Improved Interest in the World and Social Interaction
One of the most heartbreaking aspects of dementia is the way it isolates patients from the rest of the world and the people who love them. Pet therapy has been shown to correlate with an increase in dementia patients’ social interactions. The visits with animals provide an opportunity for interaction not only with the animals, but also with the handlers and caretakers.
And if a dementia patient has even a small responsibility for helping to care for an animal, that can give them a renewed sense of purpose and help ground them in a comforting routine.
Pet Therapy: More than just cats and dogs.
The more we learn about the way interacting with animals can help improve the lives of dementia patients, the more the study of animal-assisted therapy expands to explore new avenues.

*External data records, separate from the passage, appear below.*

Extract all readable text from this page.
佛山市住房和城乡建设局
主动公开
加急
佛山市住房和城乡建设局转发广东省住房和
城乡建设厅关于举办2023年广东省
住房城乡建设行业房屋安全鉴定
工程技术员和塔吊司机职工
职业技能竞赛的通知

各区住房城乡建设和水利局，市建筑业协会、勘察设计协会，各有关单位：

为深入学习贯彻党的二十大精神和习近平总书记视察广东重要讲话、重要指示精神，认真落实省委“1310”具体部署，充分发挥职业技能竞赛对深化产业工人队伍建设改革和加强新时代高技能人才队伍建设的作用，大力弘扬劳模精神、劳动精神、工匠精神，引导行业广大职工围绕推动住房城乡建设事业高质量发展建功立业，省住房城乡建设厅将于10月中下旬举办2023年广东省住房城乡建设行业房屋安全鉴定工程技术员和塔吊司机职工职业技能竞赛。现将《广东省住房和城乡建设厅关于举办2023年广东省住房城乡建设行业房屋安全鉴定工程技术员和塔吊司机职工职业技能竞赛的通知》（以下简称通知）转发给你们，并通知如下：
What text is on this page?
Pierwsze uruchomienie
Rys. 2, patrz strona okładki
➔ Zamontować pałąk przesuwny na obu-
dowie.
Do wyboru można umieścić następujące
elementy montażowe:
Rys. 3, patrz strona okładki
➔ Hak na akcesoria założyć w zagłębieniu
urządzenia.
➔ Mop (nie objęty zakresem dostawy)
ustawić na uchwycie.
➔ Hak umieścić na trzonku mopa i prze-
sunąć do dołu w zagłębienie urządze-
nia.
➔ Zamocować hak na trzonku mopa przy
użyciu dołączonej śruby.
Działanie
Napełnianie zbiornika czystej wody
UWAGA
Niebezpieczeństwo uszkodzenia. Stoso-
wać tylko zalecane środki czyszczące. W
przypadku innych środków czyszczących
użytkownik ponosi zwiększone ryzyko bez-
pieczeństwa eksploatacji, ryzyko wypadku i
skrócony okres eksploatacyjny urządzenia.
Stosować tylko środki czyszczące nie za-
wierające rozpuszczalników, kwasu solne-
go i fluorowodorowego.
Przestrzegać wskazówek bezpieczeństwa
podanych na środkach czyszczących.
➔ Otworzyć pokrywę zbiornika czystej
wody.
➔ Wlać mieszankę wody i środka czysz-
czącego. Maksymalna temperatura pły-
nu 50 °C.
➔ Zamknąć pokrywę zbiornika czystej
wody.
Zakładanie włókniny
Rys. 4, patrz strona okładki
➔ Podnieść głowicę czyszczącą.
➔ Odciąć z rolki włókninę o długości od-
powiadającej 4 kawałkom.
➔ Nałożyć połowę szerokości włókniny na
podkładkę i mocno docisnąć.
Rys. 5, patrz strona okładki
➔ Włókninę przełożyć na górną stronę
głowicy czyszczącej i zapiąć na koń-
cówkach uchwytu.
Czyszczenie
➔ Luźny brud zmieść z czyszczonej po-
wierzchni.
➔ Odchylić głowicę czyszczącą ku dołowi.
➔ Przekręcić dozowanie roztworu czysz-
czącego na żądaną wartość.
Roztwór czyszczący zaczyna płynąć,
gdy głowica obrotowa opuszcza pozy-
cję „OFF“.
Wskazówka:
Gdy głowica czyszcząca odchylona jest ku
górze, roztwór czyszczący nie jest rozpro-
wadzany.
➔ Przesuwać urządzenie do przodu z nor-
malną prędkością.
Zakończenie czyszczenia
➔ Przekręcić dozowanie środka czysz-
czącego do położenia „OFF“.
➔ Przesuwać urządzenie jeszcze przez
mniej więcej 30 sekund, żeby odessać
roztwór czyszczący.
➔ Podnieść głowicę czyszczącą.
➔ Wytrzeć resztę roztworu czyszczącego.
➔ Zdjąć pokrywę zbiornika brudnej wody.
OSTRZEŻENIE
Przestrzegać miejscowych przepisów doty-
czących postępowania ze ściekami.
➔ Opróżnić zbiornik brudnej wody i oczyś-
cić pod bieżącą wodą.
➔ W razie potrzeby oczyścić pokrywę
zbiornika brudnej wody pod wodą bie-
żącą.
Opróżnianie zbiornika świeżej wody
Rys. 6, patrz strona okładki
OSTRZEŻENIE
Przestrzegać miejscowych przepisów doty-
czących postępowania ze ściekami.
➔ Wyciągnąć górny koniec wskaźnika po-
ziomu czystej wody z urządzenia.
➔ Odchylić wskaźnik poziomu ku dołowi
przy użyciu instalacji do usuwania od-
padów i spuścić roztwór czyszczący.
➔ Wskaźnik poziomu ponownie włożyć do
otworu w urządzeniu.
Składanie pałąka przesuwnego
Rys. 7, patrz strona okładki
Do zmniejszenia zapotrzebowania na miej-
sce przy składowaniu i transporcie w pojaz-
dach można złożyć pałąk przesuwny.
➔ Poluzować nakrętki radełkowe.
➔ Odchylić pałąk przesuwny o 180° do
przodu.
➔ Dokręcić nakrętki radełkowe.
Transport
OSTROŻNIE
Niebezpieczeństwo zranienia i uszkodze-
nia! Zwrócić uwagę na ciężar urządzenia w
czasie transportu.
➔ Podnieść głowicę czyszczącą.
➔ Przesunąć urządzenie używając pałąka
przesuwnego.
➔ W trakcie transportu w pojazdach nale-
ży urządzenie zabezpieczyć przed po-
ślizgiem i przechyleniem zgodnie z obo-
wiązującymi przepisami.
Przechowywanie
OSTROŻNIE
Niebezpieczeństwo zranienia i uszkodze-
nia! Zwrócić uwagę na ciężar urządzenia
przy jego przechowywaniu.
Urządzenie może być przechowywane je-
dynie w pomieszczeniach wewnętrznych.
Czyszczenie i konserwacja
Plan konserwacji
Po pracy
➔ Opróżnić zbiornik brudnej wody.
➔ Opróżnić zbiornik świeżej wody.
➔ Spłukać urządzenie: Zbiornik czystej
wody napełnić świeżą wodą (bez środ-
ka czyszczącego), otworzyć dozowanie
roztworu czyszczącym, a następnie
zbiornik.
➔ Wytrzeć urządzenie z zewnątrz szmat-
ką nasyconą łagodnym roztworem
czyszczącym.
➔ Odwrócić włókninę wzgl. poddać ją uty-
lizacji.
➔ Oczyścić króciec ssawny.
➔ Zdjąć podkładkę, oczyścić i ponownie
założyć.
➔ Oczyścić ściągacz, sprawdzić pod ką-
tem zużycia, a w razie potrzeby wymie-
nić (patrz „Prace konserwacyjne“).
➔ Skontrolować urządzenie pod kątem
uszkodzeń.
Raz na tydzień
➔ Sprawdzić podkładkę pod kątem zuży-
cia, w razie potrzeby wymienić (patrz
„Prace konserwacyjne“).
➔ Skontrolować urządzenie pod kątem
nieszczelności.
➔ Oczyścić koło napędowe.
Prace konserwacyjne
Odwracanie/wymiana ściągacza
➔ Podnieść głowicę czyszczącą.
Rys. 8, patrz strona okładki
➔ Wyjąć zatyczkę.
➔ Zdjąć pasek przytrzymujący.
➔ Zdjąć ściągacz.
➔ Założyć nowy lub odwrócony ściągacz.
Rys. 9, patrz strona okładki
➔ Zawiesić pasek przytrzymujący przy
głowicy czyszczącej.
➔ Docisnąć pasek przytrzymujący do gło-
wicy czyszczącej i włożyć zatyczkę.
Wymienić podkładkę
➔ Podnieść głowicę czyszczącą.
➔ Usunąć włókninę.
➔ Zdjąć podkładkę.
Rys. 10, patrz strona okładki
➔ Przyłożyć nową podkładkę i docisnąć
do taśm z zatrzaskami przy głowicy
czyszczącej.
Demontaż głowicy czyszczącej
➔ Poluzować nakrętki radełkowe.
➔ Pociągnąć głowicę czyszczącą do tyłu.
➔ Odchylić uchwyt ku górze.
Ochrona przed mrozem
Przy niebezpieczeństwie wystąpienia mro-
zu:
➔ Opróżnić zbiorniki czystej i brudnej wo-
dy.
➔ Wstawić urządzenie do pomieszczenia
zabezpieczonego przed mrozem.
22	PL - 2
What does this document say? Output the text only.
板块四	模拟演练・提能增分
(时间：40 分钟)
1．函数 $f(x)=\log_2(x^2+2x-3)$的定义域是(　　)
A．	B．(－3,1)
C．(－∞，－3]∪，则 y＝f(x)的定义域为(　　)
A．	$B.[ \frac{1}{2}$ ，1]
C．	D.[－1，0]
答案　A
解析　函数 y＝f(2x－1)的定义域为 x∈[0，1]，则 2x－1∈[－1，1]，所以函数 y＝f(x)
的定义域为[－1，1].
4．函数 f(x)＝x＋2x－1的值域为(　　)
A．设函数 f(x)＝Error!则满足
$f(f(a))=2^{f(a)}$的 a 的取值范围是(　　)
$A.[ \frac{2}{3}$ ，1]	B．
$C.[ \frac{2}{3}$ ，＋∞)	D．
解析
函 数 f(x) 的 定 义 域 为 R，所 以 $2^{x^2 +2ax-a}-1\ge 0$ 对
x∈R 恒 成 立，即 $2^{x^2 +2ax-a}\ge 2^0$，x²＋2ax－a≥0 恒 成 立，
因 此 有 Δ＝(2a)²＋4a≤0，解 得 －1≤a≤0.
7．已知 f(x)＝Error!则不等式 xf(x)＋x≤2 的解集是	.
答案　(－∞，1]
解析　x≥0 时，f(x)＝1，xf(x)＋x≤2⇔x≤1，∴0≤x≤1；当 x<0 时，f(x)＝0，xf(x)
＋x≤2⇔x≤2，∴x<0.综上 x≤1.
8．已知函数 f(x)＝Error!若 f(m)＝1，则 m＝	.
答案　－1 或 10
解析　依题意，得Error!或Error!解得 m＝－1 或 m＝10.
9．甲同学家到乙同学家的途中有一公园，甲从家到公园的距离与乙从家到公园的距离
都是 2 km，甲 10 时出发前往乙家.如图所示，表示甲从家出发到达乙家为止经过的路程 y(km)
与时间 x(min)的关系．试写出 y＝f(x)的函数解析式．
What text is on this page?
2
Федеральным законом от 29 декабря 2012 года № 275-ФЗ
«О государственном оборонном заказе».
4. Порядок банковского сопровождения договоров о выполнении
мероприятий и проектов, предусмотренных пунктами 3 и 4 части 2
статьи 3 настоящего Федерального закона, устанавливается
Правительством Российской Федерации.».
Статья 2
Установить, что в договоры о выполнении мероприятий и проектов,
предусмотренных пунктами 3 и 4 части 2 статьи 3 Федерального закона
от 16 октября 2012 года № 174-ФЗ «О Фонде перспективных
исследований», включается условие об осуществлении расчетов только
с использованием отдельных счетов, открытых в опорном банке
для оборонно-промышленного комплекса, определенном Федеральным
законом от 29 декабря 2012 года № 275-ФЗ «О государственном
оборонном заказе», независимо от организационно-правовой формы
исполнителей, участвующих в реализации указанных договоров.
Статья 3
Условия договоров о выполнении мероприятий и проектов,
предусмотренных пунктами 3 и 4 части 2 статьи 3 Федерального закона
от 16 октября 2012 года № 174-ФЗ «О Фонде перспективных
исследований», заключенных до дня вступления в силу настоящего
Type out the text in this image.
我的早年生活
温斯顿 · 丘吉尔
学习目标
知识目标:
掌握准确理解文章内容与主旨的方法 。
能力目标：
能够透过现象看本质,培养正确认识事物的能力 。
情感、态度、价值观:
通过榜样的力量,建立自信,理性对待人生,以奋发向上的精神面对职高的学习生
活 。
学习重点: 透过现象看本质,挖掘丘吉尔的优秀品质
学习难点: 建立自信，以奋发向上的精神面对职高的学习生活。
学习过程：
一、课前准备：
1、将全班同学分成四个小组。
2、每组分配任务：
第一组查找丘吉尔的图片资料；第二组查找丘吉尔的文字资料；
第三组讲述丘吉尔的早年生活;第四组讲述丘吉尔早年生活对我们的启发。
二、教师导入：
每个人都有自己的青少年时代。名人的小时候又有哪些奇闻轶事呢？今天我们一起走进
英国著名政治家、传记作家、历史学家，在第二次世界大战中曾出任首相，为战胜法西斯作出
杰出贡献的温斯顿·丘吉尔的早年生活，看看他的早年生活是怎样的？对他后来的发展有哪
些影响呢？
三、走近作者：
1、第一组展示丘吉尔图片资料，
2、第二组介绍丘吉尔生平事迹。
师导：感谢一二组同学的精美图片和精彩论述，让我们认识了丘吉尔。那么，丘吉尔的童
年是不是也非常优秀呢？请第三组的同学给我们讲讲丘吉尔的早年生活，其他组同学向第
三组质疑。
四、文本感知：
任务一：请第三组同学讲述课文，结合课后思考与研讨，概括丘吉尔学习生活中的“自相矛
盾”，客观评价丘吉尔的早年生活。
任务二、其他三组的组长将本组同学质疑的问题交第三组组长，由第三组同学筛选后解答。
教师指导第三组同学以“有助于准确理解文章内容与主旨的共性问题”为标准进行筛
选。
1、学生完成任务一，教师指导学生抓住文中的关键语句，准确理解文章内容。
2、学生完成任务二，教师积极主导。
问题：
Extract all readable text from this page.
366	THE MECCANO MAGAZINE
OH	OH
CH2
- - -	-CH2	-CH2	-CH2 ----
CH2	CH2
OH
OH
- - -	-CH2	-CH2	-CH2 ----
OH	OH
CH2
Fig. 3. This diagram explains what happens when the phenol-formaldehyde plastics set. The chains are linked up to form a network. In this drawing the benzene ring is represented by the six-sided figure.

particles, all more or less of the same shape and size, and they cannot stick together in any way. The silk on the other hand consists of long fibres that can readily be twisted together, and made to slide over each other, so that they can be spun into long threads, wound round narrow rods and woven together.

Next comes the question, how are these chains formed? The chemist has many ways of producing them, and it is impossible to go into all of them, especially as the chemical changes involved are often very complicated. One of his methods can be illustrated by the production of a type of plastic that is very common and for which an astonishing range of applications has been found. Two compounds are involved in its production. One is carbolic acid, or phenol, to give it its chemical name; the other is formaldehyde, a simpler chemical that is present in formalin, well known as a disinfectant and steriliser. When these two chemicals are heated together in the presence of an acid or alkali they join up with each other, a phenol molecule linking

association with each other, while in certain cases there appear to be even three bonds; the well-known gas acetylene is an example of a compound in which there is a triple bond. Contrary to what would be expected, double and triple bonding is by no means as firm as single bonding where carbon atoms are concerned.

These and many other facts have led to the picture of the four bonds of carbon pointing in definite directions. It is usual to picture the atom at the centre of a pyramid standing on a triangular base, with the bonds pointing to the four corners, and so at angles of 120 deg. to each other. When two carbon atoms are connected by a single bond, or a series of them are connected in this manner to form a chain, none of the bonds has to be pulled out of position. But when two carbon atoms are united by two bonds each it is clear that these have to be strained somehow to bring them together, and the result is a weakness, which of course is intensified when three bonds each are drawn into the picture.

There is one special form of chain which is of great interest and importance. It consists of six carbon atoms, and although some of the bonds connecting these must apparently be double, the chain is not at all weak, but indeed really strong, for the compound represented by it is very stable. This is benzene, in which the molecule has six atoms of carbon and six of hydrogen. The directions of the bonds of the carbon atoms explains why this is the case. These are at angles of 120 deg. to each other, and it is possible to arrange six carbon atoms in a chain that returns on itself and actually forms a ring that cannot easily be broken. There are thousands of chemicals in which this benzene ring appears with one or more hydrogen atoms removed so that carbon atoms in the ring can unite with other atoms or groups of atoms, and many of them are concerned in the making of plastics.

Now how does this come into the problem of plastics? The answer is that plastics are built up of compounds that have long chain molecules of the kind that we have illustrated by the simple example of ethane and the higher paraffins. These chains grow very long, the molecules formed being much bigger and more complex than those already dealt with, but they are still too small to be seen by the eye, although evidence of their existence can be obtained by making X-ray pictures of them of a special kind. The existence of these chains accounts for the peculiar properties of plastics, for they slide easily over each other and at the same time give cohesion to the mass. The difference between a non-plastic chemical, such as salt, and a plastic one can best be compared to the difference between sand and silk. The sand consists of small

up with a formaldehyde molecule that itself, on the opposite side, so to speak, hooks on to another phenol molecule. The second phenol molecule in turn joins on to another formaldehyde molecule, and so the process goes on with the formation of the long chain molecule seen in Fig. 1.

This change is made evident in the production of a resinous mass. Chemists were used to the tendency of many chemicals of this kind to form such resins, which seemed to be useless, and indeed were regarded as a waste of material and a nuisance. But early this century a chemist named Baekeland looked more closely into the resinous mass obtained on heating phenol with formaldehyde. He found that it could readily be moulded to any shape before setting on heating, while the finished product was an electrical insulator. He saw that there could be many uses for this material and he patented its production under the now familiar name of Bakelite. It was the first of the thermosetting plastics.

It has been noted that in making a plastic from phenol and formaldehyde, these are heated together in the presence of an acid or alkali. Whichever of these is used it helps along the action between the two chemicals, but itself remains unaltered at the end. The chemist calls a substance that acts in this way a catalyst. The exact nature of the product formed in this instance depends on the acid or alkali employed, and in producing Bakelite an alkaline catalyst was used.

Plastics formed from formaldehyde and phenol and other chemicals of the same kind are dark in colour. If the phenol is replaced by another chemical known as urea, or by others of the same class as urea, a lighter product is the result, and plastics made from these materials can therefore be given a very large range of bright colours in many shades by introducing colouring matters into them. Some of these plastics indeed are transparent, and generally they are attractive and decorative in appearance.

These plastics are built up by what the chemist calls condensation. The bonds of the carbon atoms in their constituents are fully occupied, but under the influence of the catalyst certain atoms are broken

While most pet therapy pets are cats and dogs, there are an increasing number of other animal species that are proving they also have the ability to brighten patients’ hearts and lives.
Equine therapy, whether in the saddle or from the ground, has long been a staple in treating a wide variety of physical and mental conditions. And mini horses are a great favorite at many nursing homes and memory care facilities.
Llamas and alpacas are also starting to make more appearances to work with seniors and dementia patients all around the world. As an article in The Independent points out, there’s a novelty factor, and the animals’ “big-eyed, empathetic gaze” is also greatly appealing.
There’s even an emotional support alligator in Pennsylvania. Joseph Henney, a Pennsylvania resident with a lot of experience raising reptiles, registered his pet Wally —an exceptionally well-mannered and social alligator—as an emotional support animal back in 2018. Today, visiting senior centers is part of Wally’s usual routine.
No matter what kind of animal is involved, pet therapy can provide very real and worthwhile benefits for Alzheimer’s and other dementia patients. There’s just something about connecting with an animal that brings very genuine joy, and adding even a little joy into someone’s day can make all the difference in the world.